Shiny Frameworks 03 - A Simple Interpreter

Shiny Frameworks 03 - A Simple Interpreter
R
Shiny
Shiny Framework
Author

Harvey

Published

March 10, 2023

Introduction

Continuing the series on shiny frameworks, this post will cover the concept of interpreters with a simple example.

Shiny Framework Interpreters

Where instructions are the soul of a shiny framework, interpreters are the heart. An interpreter takes input instructions, parses them and generates an output. An ideal interpreter should be data agnostic, meaning that it can take multiple, different types of data and work with them accordingly. The instructions tell the interpreter what to do and how to handle the data.
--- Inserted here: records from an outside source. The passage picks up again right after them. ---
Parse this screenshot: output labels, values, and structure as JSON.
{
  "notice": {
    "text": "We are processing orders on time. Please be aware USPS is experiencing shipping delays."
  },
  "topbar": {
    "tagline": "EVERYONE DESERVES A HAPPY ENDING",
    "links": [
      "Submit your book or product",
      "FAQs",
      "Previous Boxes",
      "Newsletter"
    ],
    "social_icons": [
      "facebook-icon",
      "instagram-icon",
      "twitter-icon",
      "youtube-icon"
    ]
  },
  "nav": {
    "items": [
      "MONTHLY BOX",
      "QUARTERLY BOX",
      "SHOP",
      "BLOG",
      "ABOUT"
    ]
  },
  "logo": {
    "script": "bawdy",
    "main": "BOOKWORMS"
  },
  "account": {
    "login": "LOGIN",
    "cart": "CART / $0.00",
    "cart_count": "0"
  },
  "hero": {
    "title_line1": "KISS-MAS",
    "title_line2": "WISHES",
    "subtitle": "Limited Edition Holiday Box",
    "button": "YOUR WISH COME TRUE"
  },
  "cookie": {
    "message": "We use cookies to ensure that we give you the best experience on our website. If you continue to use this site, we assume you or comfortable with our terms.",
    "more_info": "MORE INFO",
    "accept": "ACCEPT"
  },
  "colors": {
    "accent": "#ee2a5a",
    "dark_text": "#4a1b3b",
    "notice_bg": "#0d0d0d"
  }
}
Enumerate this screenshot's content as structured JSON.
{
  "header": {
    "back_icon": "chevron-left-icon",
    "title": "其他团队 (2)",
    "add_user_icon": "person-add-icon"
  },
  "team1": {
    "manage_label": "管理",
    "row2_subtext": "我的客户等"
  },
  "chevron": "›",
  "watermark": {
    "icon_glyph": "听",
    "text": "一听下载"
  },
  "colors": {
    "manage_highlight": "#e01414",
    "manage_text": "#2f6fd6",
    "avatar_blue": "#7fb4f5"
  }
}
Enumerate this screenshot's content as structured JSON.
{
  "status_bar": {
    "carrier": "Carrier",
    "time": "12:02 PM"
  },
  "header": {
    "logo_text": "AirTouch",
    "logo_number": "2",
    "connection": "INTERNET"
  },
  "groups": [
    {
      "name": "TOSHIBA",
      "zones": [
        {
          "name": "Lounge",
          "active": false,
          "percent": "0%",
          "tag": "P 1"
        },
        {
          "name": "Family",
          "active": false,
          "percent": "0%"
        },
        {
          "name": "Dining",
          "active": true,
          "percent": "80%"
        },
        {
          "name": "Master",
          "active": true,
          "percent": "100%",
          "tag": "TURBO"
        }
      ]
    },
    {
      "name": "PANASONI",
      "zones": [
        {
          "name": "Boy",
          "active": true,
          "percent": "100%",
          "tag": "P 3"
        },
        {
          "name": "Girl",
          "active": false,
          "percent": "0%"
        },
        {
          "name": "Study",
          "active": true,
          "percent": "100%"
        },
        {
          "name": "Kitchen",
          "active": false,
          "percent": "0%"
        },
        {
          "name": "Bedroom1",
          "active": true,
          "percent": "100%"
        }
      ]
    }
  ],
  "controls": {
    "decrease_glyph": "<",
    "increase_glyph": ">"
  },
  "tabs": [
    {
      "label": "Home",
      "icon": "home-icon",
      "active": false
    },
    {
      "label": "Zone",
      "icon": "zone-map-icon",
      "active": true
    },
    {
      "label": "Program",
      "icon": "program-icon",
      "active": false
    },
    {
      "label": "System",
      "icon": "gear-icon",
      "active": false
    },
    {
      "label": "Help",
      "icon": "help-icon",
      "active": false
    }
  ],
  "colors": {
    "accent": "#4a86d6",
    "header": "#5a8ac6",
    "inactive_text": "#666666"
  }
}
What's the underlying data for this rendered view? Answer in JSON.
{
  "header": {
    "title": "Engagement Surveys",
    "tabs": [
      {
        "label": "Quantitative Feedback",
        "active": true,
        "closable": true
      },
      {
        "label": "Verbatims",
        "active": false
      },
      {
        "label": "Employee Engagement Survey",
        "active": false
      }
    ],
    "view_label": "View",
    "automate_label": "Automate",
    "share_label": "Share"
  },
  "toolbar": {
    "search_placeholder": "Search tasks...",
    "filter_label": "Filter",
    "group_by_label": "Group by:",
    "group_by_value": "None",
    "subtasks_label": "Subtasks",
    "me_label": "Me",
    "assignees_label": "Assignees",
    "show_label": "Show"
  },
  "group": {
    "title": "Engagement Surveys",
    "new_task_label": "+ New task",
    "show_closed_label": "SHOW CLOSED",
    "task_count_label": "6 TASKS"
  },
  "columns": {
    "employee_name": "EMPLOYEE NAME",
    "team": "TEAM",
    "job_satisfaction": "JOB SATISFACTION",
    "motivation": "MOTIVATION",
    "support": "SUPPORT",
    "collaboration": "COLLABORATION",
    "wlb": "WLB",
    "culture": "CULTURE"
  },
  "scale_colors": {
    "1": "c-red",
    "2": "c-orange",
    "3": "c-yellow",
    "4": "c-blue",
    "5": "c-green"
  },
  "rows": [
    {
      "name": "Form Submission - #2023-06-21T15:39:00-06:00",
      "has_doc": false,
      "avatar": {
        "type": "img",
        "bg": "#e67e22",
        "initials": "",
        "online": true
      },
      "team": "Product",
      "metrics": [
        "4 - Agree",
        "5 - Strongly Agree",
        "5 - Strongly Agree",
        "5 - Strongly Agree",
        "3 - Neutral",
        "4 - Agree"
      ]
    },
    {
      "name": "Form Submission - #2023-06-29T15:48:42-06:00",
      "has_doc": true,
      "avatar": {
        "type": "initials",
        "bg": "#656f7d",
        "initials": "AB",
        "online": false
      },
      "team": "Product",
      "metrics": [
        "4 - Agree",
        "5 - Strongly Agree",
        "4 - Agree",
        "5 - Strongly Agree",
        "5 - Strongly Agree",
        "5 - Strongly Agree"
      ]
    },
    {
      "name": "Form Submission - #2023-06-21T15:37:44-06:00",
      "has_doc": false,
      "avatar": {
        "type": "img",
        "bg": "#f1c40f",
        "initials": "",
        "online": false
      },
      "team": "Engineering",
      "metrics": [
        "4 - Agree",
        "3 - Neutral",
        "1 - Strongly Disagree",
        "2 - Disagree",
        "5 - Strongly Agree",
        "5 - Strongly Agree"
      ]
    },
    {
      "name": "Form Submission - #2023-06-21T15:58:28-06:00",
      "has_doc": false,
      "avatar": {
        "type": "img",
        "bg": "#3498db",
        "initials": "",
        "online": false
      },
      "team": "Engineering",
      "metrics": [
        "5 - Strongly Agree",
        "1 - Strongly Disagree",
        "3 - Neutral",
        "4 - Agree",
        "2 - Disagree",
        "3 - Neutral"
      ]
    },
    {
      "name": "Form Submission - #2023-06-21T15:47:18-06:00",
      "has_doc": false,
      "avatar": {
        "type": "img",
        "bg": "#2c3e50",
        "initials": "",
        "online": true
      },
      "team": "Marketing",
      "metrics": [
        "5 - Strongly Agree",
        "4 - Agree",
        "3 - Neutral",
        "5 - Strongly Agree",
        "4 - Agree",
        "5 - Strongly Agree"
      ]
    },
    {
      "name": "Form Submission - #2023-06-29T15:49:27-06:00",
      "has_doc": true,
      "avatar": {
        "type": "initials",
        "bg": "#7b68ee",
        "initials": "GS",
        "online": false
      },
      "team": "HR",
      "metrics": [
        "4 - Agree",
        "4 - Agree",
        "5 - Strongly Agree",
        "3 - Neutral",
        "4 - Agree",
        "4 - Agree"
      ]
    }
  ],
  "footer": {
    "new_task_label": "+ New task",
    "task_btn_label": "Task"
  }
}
In one simple example below we’ll read in an instruction file and parse its contents to build a plot.

The instructional file (instructions.json) looks like this:

{
  "build": "plot",
  "data": "mtcars",
  "type": "scatter",
  "x": "mpg",
  "y": "wt"
}

The interpreter is a parser that can read this input and act upon it.

## import json to R list
instr <- jsonlite::fromJSON("instructions.json", simplifyVector = FALSE)

## parse contents and build plot
if (isTRUE(instr$build == "plot")) {
  data <- get(instr$data)
  if (isTRUE(instr$type == "scatter")) {
    plot(data[[instr$x]],
         data[[instr$y]],
         xlab = instr$x,
         ylab = instr$y,
         type = "p")
  }
}

Upon running we get a plot that has been built using the parameters from the json file.

Unpacking the code above we first import the json file using the jsonlite library. The file will be interpreted as a list by R:

instr
$build
[1] "plot"

$data
[1] "mtcars"

$type
[1] "scatter"

$x
[1] "mpg"

$y
[1] "wt"
> instr
$build
[1] "plot"

$data
[1] "mtcars"

$type
[1] "scatter"

$x
[1] "mpg"

$y
[1] "wt"

The parser works by first identifying if instr$build is plot and then generating the plot. We use isTRUE to check the value of instr$build as it returns false if there is no match or if the list instr does not have an element named build. The parser then assigns the data to a variable using the get function and builds a scatterplot, assigning parameters as applicable.
This simple example does not include error checking for missing parameters. The parser would fail if, for example, x or y were missing or referenced a column in the data that does not exist. This can be easily mitigated by validating inputs or using tryCatch to handle errors.
From this simple example it’s easy to see how our parser can be extended:

## import json to R list
instr <- jsonlite::fromJSON("instructions.json", simplifyVector = FALSE)

## parse contents and build plot
if (isTRUE(instr$build == "plot")) {
  data <- get(instr$data)
  if (isTRUE(instr$type == "scatter")) {
    plot(data[[instr$x]],
         data[[instr$y]],
         xlab = instr$x,
         ylab = instr$y,
         type = "p")
  } else if (isTRUE(instr$type == "line")) {
    plot(data[[instr$x]],
         data[[instr$y]],
         xlab = instr$x,
         ylab = instr$y,
         type = "l")
  }
}

and simplified:

## import json to R list
instr <- jsonlite::fromJSON("instructions.json", simplifyVector = FALSE)

## list of plot types
plot_type <- list(scatter = "p", line = "l", both = "b")

## parse contents and build plot
if (isTRUE(instr$build == "plot")) {
  data <- get(instr$data)
  plot(data[[instr$x]],
        data[[instr$y]],
        xlab = instr$x,
        ylab = instr$y,
        type = plot_type[[instr$type]])
}

This post introduced the concept of an interpreter, or parser, with a simple example.